Naturally, the movement is beautifully finished, the precision of the movement is chronometer-certified by the COSC (Official Swiss Chronometer Testing Institute) and the watch’s overall quality is attested to by the rare and prestigious Seal of Geneva.

Now let’s come back to the case and new dial of this latest version. The moderately sized case has been crafted in ceramised titanium, which is not only a progressive, lightweight material, but also does not alter or dampen the purity of the repeater’s sound (and since the sapphire crystal is directly connected to the gongs, it forms a type of loudspeaker). Ceramised titanium is obtained by oxidising the surface layers of titanium at extreme temperatures using electro-plasma technology, which results in an attractive anthracite colour and offers the combined advantages of titanium and ceramics: these materials are light, shock-resistant, and hard. And at a size of 42.5 x 11.55, it is incredibly balanced and wearable while remaining identical to the sizing of previous versions.

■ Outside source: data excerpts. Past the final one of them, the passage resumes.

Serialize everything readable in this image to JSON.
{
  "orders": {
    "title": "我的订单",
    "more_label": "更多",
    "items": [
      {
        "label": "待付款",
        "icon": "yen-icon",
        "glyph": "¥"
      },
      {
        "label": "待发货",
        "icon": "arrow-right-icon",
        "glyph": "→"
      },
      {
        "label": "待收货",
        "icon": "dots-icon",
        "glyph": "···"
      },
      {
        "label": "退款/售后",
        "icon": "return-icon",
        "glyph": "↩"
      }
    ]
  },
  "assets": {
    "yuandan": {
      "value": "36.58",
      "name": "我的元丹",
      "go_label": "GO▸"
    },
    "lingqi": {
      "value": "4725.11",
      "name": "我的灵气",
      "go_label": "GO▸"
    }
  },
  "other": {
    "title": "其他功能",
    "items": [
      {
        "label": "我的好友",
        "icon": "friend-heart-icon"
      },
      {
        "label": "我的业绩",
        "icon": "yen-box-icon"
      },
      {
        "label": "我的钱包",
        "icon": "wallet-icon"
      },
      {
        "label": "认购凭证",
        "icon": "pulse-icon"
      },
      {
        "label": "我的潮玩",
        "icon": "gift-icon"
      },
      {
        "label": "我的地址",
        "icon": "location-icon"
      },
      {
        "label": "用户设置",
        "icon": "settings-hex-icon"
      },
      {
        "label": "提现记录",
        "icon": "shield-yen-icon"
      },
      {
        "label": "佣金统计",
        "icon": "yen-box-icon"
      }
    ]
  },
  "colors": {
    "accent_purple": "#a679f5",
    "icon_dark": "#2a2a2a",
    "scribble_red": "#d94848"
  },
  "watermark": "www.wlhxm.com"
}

Unlike those, however, this model features an elegant dial in a verdigris shade for the first time, adding a splash of colour that resembles a turquoise that has gone a bit far into its green side or bronze that has been exposed to the elements too long. The centre of this dial is finely frosted, while the chapter ring and small seconds counter feature an opaline finish that creates a velvety appearance. Importantly, a cutout between 9 and 11 o’clock reveals the repeater’s bead-blasted steel hammers, whose surface has been PVD-treated to match the colour of the case, providing an incredibly harmonious overall look that is both technical and quite simply attractive.